Да, друзья, я не оговорился, именно Республики, ибо, если кто-то из вас не заметил, прямо сегодня и прямо сейчас, прямо на наших глазах и внутри наших сердец происходит величайшее событие, что впишут во все летописи Твердого Космоса. Сейчас, по вашей воле и с вашими поднятыми руками, голосующими за новый земной порядок, умрет ненавистное королевство Бориноса, королевство рабовладельцев. И на священных землях Эшвена восстанет по зову истории новая, свежая, спелая и светлая сила – Республика Рабов! Нет, не рабов, друзья мои, то будет РЕСПУБЛИКА СВОБОДНЫХ!!! Вы слышите меня? Свободных людей!
Так говорил Сабин.
Он рокотал. Он пел. Он рыдал на трибуне!
Сабин рыдал и пел это еще, по крайней мере, полчаса, и за это время все присутствующие, казалось, были загипнотизированы стройностью его доводов и безупречностью решений. Наконец, когда делегаты, вместившиеся в зал, были окончательно подавлены силой слога и завораживающим тембром голоса оратора, он внезапно закончил:
– Только могучее и хорошо организованное государство, друзья мои, сможет защитить нашу Республику от любых посягательств Бориноса или всякого другого подонка, рискнувшего бросить ей вызов. Защитить свинцом и сталью. Защитить высокими стенами городов и насыпями полевых редутов. Но главное – защитить своей грудью, своим мужеством и пламенем сердец! Все вместе! Ведь каждый в отдельности – слаб, но вместе – нас миллионы, нам подвластны огромные земли и тысячи городов!
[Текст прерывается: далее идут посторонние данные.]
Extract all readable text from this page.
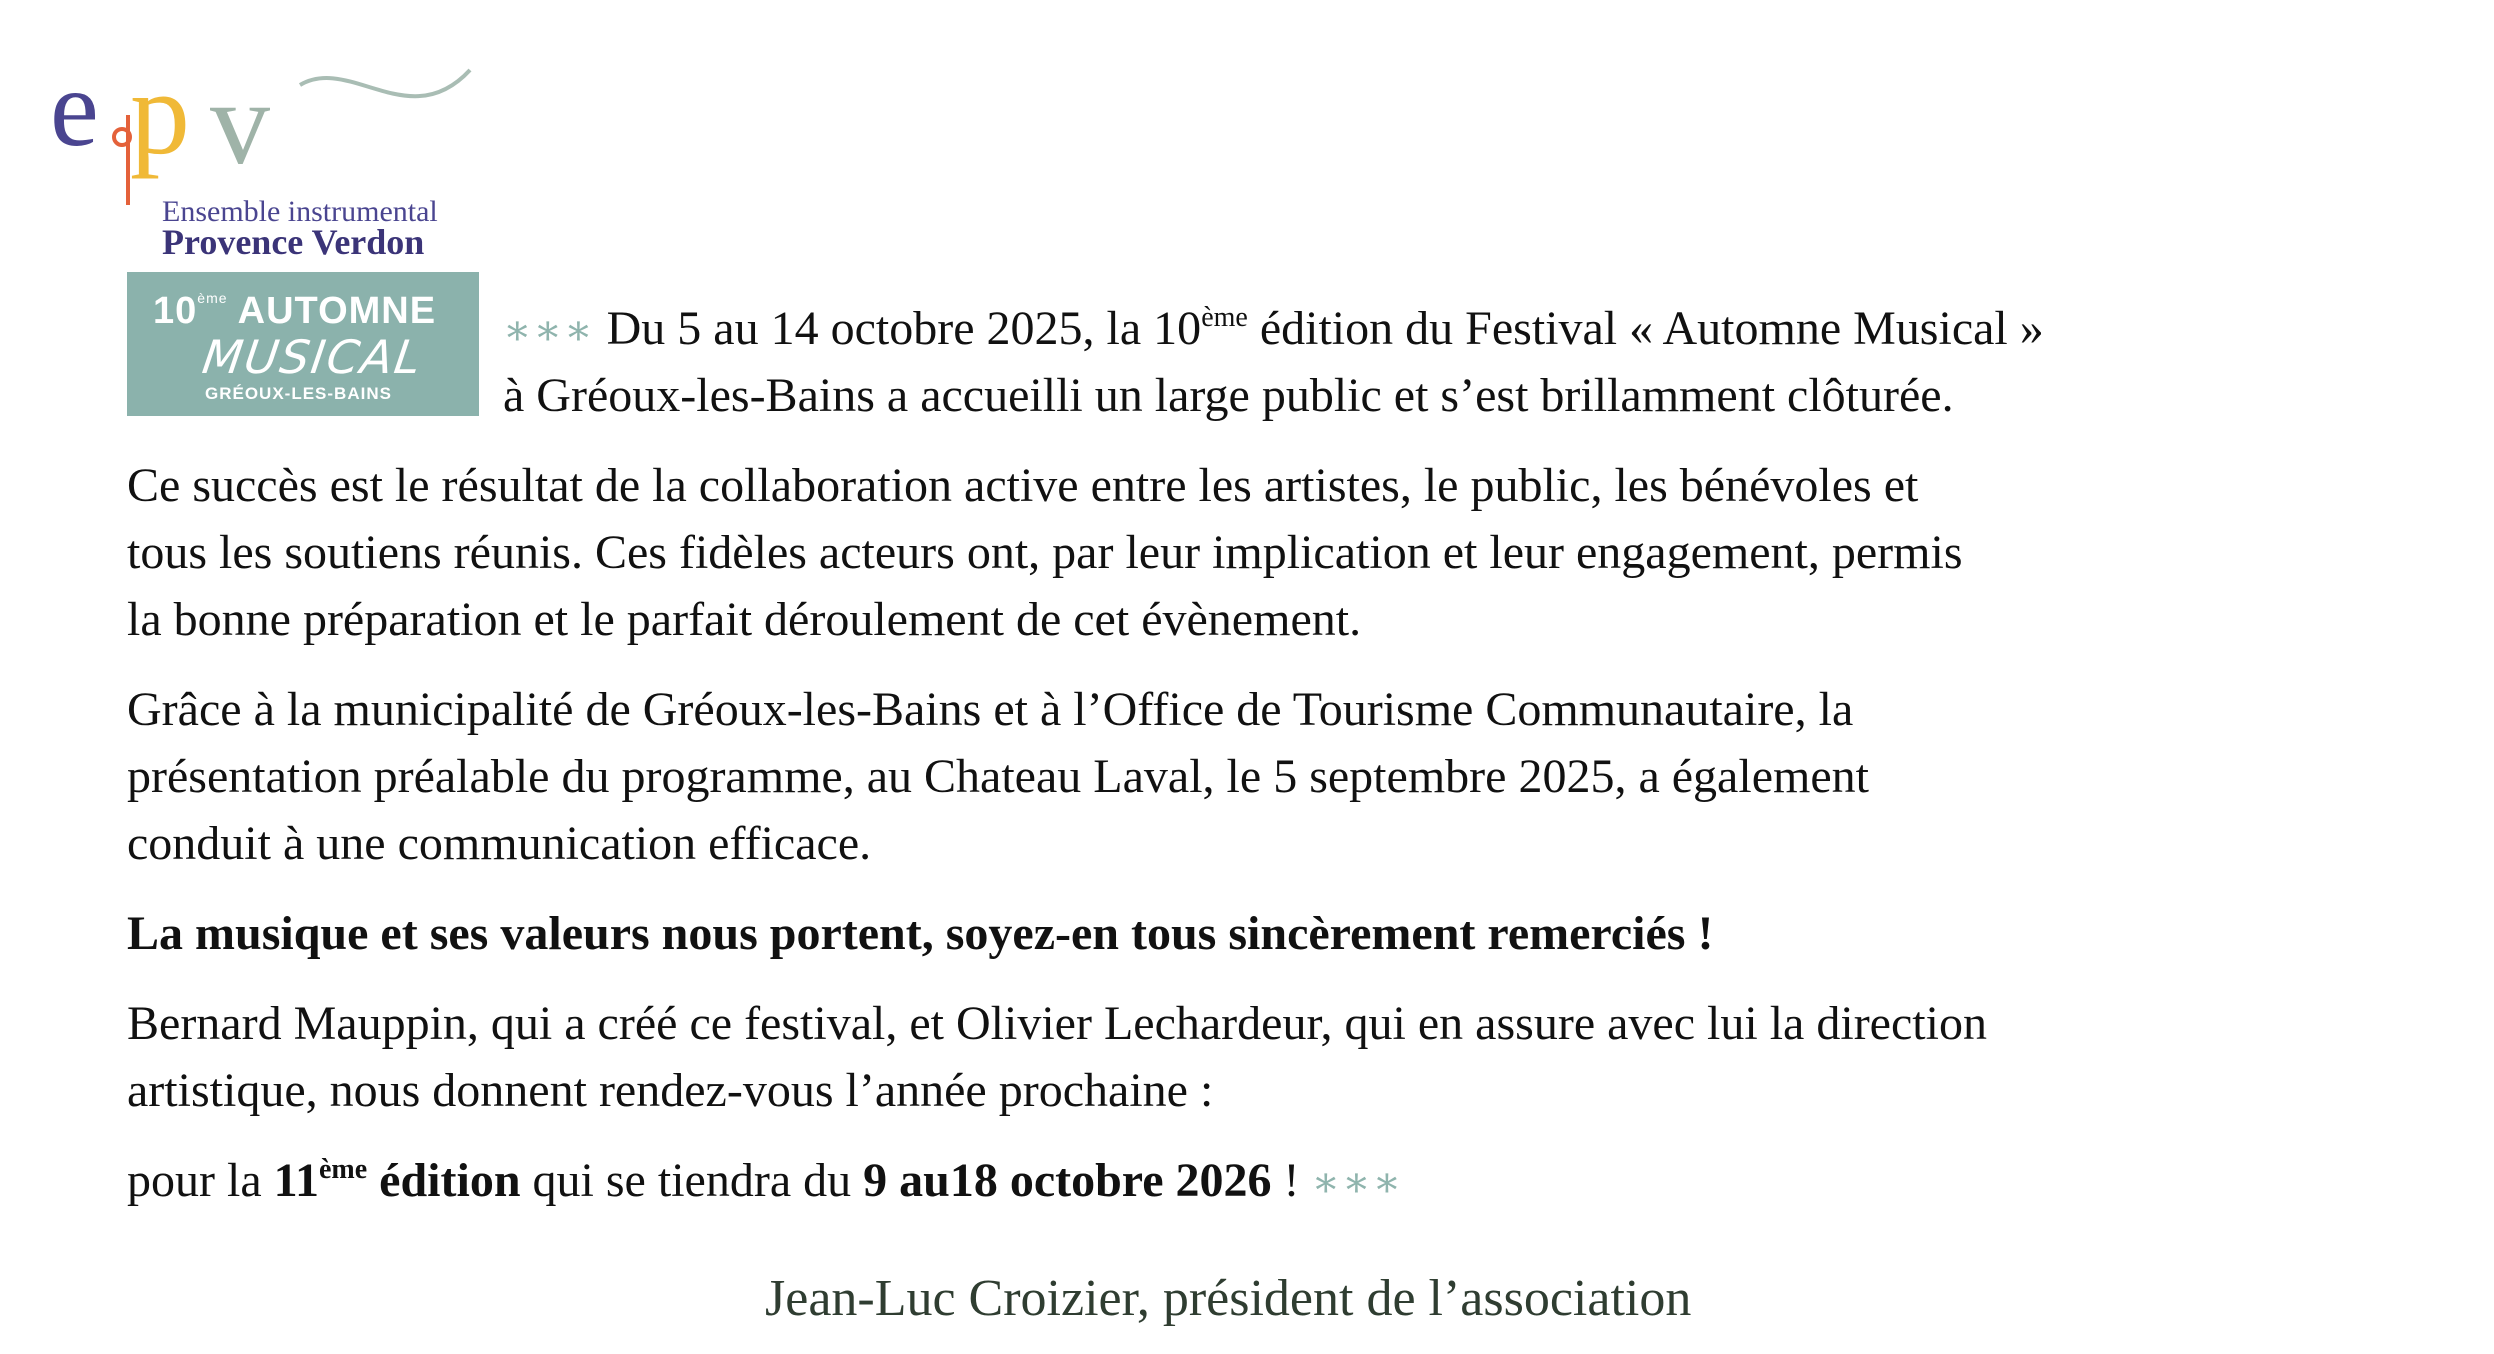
e p v
Ensemble instrumental
Provence Verdon
10ème AUTOMNE
MUSICAL
GRÉOUX-LES-BAINS

∗∗∗ Du 5 au 14 octobre 2025, la 10ème édition du Festival « Automne Musical »

à Gréoux-les-Bains a accueilli un large public et s’est brillamment clôturée.

Ce succès est le résultat de la collaboration active entre les artistes, le public, les bénévoles et

tous les soutiens réunis. Ces fidèles acteurs ont, par leur implication et leur engagement, permis

la bonne préparation et le parfait déroulement de cet évènement.

Grâce à la municipalité de Gréoux-les-Bains et à l’Office de Tourisme Communautaire, la

présentation préalable du programme, au Chateau Laval, le 5 septembre 2025, a également

conduit à une communication efficace.

La musique et ses valeurs nous portent, soyez-en tous sincèrement remerciés !

Bernard Mauppin, qui a créé ce festival, et Olivier Lechardeur, qui en assure avec lui la direction

artistique, nous donnent rendez-vous l’année prochaine :

pour la 11ème édition qui se tiendra du 9 au18 octobre 2026 ! ∗∗∗

Jean-Luc Croizier, président de l’association
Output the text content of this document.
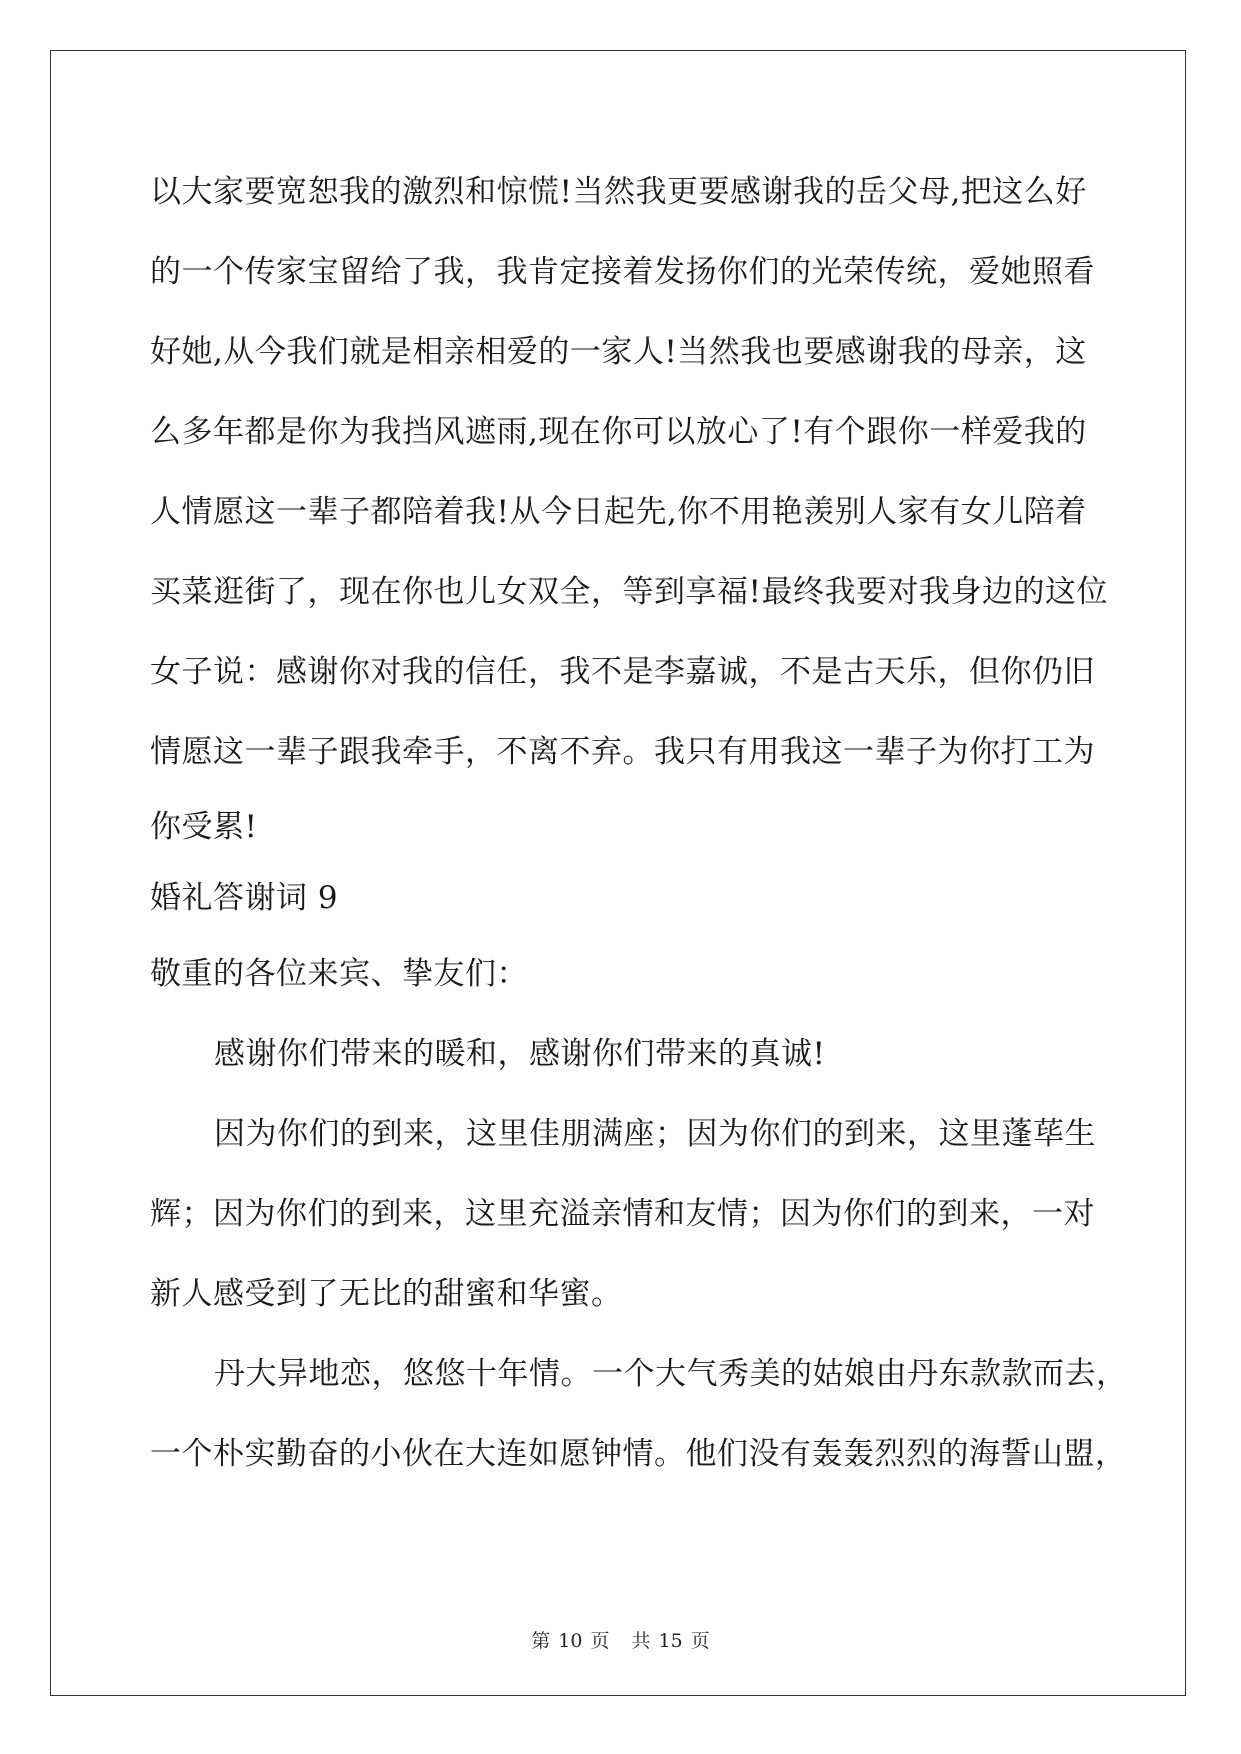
以大家要宽恕我的激烈和惊慌!当然我更要感谢我的岳父母,把这么好
的一个传家宝留给了我，我肯定接着发扬你们的光荣传统，爱她照看
好她,从今我们就是相亲相爱的一家人!当然我也要感谢我的母亲，这
么多年都是你为我挡风遮雨,现在你可以放心了!有个跟你一样爱我的
人情愿这一辈子都陪着我!从今日起先,你不用艳羡别人家有女儿陪着
买菜逛街了，现在你也儿女双全，等到享福!最终我要对我身边的这位
女子说：感谢你对我的信任，我不是李嘉诚，不是古天乐，但你仍旧
情愿这一辈子跟我牵手，不离不弃。我只有用我这一辈子为你打工为
你受累!
婚礼答谢词 9
敬重的各位来宾、挚友们：
感谢你们带来的暖和，感谢你们带来的真诚!
因为你们的到来，这里佳朋满座；因为你们的到来，这里蓬荜生
辉；因为你们的到来，这里充溢亲情和友情；因为你们的到来，一对
新人感受到了无比的甜蜜和华蜜。
丹大异地恋，悠悠十年情。一个大气秀美的姑娘由丹东款款而去，
一个朴实勤奋的小伙在大连如愿钟情。他们没有轰轰烈烈的海誓山盟，
第 10 页 共 15 页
Так давайте же сегодня все, как один, поднимем руки за новый ордонанс, который станет для будущих поколений священным храмом и знаменем Свободы!
Тут он хлопнул в ладоши, и по этому знаку на трибуну взбежал Дэн Критий, с показным трепетом сжимая обеими руками Великий ордонанс, свернутый трубкой и связанный зачем-то яркой голубой лентой, скрепленной замысловатой сургучной печатью.
Величественным жестом Сабин сорвал печать, отбросил в сторону ленту и развернул документ.
Гордиан тихо усмехнулся – выглядело все до ужаса театрально.
Но народ купился: люди застыли в молчании, слушая с плохо сдержанным восторгом и живым трепетом в душах и глазах.
Сабин прочитал ордонанс восторженным речитативом, делая ударения на повсеместно встречающихся в тексте словах «Свобода» и «Республика», «Единство» и «Победа», потом очень быстро пробежал короткие предложения об утверждении Великого Совета в прежнем составе, свернул манускрипт и вопрошающим взором взглянул на пораженную аудиторию.